BadSampler: Harnessing the Power of Catastrophic Forgetting to Poison Byzantine-robust Federated Learning
Yi Liu, Cong Wang, Xingliang Yuan
TL;DR
The paper investigates poisoning in Byzantine-robust Federated Learning by exploiting catastrophic forgetting through a clean-label data poisoning attack. It introduces BadSampler, which uses two adaptive sampling strategies—Top-$\kappa$ sampling and meta-sampling—optimized via Soft Actor-Critic to maximize generalization error while keeping training error low, all under a realistic threat model with $M \le 10\%$ compromised clients. The authors provide a theoretical upper bound on attack-induced gradient shifts and show favorable complexity, and they validate the approach on Fashion-MNIST and CIFAR-10 across multiple defenses, demonstrating significant reductions in accuracy.
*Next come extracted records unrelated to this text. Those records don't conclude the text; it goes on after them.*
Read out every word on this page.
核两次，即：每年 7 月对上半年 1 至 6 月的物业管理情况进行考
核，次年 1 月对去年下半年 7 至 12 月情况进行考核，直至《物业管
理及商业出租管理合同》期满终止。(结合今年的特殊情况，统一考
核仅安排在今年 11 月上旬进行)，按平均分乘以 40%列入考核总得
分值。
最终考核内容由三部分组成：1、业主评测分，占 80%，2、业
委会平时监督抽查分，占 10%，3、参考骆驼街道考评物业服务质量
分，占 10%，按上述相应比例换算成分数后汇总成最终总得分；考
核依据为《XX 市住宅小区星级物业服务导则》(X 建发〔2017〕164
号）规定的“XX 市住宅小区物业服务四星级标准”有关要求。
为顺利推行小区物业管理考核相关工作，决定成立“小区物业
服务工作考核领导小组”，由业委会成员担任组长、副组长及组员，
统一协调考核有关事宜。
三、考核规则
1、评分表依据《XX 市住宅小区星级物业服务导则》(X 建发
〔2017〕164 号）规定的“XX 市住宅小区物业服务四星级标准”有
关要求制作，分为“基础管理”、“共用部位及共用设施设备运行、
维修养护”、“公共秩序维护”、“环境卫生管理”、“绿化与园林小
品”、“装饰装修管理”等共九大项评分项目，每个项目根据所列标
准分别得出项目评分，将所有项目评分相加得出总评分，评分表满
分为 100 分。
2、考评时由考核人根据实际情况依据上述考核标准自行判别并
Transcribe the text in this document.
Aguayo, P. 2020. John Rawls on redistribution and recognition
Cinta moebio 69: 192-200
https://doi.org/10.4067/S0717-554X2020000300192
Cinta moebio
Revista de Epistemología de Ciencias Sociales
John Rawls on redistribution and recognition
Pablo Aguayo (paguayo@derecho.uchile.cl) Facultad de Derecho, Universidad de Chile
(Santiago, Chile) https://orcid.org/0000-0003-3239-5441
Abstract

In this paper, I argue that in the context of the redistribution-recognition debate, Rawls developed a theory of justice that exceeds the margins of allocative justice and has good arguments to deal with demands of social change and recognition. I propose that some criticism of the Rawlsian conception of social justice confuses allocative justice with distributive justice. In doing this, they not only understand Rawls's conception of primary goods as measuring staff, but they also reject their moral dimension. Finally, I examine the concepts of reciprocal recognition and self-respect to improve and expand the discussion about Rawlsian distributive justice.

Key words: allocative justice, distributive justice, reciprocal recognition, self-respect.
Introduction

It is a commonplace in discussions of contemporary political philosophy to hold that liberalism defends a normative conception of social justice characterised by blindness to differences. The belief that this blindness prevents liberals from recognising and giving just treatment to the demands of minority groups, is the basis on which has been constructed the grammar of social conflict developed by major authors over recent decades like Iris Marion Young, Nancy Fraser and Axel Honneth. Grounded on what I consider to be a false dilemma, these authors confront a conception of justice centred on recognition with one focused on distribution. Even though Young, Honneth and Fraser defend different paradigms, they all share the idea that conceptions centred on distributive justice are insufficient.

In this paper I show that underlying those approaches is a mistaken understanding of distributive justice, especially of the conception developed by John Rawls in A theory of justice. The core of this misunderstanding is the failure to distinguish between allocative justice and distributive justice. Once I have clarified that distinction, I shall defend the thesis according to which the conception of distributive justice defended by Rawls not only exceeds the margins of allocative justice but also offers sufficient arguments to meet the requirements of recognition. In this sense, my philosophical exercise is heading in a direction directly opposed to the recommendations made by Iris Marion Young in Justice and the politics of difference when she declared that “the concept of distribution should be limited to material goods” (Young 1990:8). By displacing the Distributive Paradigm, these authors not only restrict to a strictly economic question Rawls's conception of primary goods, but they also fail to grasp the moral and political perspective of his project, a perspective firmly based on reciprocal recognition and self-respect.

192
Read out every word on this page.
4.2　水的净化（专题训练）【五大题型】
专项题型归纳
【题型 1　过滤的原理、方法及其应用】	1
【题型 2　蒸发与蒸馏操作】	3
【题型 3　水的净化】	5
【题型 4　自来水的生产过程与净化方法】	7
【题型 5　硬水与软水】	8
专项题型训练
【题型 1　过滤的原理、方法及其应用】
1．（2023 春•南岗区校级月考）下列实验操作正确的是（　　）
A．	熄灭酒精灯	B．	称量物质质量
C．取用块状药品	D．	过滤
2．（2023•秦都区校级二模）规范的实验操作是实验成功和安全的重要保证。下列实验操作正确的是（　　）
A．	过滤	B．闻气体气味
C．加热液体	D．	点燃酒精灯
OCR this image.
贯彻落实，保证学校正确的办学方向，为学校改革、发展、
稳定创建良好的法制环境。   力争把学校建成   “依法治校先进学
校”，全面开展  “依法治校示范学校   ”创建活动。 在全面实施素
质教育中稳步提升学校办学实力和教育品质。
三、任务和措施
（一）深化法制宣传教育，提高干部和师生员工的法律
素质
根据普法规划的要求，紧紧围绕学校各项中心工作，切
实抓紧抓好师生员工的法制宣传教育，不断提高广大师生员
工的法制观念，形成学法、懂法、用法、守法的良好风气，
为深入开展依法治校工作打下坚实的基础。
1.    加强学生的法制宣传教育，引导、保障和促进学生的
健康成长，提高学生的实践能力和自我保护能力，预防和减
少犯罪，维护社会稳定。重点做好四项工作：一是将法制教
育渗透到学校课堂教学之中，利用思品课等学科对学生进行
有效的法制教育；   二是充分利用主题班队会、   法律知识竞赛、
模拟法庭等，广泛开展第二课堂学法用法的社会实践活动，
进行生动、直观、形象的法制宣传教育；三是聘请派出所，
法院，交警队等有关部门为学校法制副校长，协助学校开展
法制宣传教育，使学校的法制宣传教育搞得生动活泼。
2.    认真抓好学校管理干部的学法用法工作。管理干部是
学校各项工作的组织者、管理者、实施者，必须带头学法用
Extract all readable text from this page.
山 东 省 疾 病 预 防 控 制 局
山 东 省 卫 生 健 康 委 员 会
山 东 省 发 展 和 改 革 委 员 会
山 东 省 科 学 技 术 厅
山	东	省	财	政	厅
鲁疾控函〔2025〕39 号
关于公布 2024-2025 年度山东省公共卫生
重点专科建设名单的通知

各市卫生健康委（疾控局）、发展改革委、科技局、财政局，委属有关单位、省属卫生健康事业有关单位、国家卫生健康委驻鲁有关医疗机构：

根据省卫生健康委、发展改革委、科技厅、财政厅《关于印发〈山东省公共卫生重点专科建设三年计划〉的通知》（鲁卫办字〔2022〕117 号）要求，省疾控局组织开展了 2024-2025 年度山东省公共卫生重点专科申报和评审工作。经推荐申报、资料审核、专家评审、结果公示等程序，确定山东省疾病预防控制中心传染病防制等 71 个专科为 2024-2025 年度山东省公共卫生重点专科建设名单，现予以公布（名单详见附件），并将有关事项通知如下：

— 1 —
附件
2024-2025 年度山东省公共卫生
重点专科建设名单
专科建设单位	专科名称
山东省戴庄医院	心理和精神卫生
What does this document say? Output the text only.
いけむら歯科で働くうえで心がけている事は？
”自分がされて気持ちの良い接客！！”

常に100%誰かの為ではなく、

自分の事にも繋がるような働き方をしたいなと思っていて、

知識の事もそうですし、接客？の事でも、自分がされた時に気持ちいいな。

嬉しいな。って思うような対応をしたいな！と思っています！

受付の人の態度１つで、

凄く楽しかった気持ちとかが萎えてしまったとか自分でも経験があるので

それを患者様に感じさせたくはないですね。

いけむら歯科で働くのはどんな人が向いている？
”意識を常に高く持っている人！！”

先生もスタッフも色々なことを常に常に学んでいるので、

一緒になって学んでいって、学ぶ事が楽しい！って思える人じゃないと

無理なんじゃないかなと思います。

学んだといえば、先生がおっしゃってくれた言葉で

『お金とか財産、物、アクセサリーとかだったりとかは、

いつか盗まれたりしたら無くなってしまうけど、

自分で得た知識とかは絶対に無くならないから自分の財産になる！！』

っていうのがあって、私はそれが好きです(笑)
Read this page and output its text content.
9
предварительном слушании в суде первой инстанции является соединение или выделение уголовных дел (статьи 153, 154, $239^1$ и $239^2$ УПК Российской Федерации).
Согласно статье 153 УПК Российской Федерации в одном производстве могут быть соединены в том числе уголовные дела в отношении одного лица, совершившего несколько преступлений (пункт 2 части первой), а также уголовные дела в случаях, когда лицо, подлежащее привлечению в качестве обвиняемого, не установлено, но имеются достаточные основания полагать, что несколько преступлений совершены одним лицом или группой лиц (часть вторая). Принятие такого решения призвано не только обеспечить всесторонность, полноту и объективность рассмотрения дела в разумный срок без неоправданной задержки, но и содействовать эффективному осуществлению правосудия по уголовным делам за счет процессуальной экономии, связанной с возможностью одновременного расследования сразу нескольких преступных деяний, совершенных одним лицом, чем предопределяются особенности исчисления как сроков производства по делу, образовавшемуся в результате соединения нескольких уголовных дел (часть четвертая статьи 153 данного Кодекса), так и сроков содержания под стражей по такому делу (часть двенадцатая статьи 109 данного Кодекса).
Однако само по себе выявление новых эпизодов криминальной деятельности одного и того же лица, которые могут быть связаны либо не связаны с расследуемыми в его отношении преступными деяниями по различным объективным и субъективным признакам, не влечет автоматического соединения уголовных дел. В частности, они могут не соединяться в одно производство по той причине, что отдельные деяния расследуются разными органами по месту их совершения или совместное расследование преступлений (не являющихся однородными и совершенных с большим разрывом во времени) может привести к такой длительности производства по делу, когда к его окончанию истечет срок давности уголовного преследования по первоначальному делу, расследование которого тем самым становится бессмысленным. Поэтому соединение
The work highlights a practical vulnerability in production FL and motivates the development of defenses that monitor training dynamics and generalization drift beyond traditional anomaly detection.
Abstract
Federated Learning (FL) is susceptible to poisoning attacks, wherein compromised clients manipulate the global model by modifying local datasets or sending manipulated model updates. Experienced defenders can readily detect and mitigate the poisoning effects of malicious behaviors using Byzantine-robust aggregation rules. However, the exploration of poisoning attacks in scenarios where such behaviors are absent remains largely unexplored for Byzantine-robust FL. This paper addresses the challenging problem of poisoning Byzantine-robust FL by introducing catastrophic forgetting. To fill this gap, we first formally define generalization error and establish its connection to catastrophic forgetting, paving the way for the development of a clean-label data poisoning attack named BadSampler. This attack leverages only clean-label data (i.e., without poisoned data) to poison Byzantine-robust FL and requires the adversary to selectively sample training data with high loss to feed model training and maximize the model's generalization error. We formulate the attack as an optimization problem and present two elegant adversarial sampling strategies, Top-$κ$ sampling, and meta-sampling, to approximately solve it. Additionally, our formal error upper bound and time complexity analysis demonstrate that our design can preserve attack utility with high efficiency. Extensive evaluations on two real-world datasets illustrate the effectiveness and performance of our proposed attacks.